PHILIPPE, À TABLE ! - Camille Crésut

           Elle lave les carottes dans l’évier, une par une. Elle rince chaque tubercule à l’eau claire et le dépose soigneusement dans la cocotte-minute. Quand elle a terminé, elle saisit les pommes de terre et les couche, alignées, à côté des autres légumes. Puis elle tranche les poireaux, d’une belle coupure bien nette en plein cœur du blanc, jusqu’aux feuilles vertes et tendres. Elle remplit le récipient d’eau et ajoute une pincée de sel avant de le mettre sur le feu. Il manque encore la viande. Pour réussir un bon pot-au-feu, la chair, découpée en cubes, doit être plongée dans le bouillon après trente minutes de cuisson. Annie Cazaux n’a jamais été une grande adepte des livres de cuisine. Elle dit volontiers qu’elle se passerait même de cuisiner, si elle en avait les moyens. Seulement, malgré les revenus de la pharmacie dont elle est propriétaire, ce ne serait pas sérieux d’aller manger tous les jours au restaurant. Surtout depuis que Philippe est revenu vivre à la maison. Et puis, ce que les gens du village racontent, ou plutôt ce qu’ils ne disent pas en sa présence, ce silence épais qui la suit partout dès qu’elle sort de chez elle, la retient aujourd’hui dans sa cuisine où la lumière décline.

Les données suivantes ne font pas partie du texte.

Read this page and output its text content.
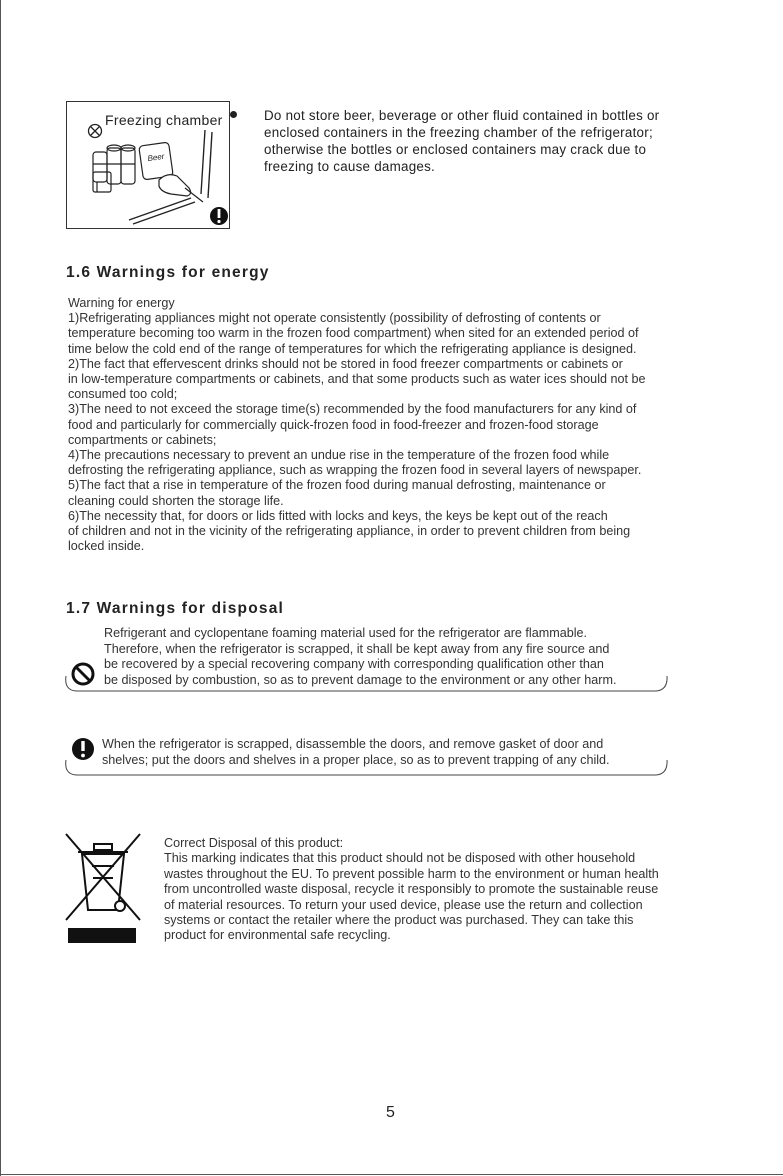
Beer
Freezing chamber	Do not store beer, beverage or other fluid contained in bottles or
enclosed containers in the freezing chamber of the refrigerator;
otherwise the bottles or enclosed containers may crack due to
freezing to cause damages.
1.6 Warnings for energy
Warning for energy
1)Refrigerating appliances might not operate consistently (possibility of defrosting of contents or
temperature becoming too warm in the frozen food compartment) when sited for an extended period of
time below the cold end of the range of temperatures for which the refrigerating appliance is designed.
2)The fact that effervescent drinks should not be stored in food freezer compartments or cabinets or
in low-temperature compartments or cabinets, and that some products such as water ices should not be
consumed too cold;
3)The need to not exceed the storage time(s) recommended by the food manufacturers for any kind of
food and particularly for commercially quick-frozen food in food-freezer and frozen-food storage
compartments or cabinets;
4)The precautions necessary to prevent an undue rise in the temperature of the frozen food while
defrosting the refrigerating appliance, such as wrapping the frozen food in several layers of newspaper.
5)The fact that a rise in temperature of the frozen food during manual defrosting, maintenance or
cleaning could shorten the storage life.
6)The necessity that, for doors or lids fitted with locks and keys, the keys be kept out of the reach
of children and not in the vicinity of the refrigerating appliance, in order to prevent children from being
locked inside.
1.7 Warnings for disposal
Refrigerant and cyclopentane foaming material used for the refrigerator are flammable.
Therefore, when the refrigerator is scrapped, it shall be kept away from any fire source and
be recovered by a special recovering company with corresponding qualification other than
be disposed by combustion, so as to prevent damage to the environment or any other harm.
When the refrigerator is scrapped, disassemble the doors, and remove gasket of door and
shelves; put the doors and shelves in a proper place, so as to prevent trapping of any child.
Correct Disposal of this product:
This marking indicates that this product should not be disposed with other household
wastes throughout the EU. To prevent possible harm to the environment or human health
from uncontrolled waste disposal, recycle it responsibly to promote the sustainable reuse
of material resources. To return your used device, please use the return and collection
systems or contact the retailer where the product was purchased. They can take this
product for environmental safe recycling.
5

Une sensation indéfinissable l’étreint quand elle est seule. Elle rassemble les épluchures et les jette dans la poubelle. Elle s’éloigne dans le couloir, puis revient dans la cuisine et consulte l’horloge sur le mur : est-il trop tôt pour l’appeler ? Viendra-t-il l’aider à mettre le couvert si elle le lui demande ? Depuis qu’ils se sont disputés ce matin, il n’est pas sorti de sa chambre. Elle s’inquiète car cela se produit rarement. Cela n’arrivait même jamais quand il était enfant. Elle se souvient de lui petit, sérieux et calme, il pouvait se concentrer des heures sur les puzzles ou les legos. Très tôt il a développé certaines aptitudes, il avait des passions, comme tous les enfants, bien sûr, mais lui était capable de se consacrer plus exclusivement que les autres à une activité, au point d’en oublier tout le reste. Lorsque le pédiatre a prononcé le diagnostic pour la première fois et qu’elle a croisé le regard de Jean, assis à ses côtés, elle a eu un moment d’hébétude. « Mon fils a droit à une vie normale. » Ce serait son combat de mère. Aujourd’hui, lorsqu’elle va voir le docteur, ce qui lui importe est ce ton rassurant qui signifie : « Ce n’est rien de grave, juste un bobo, on va arranger ça. »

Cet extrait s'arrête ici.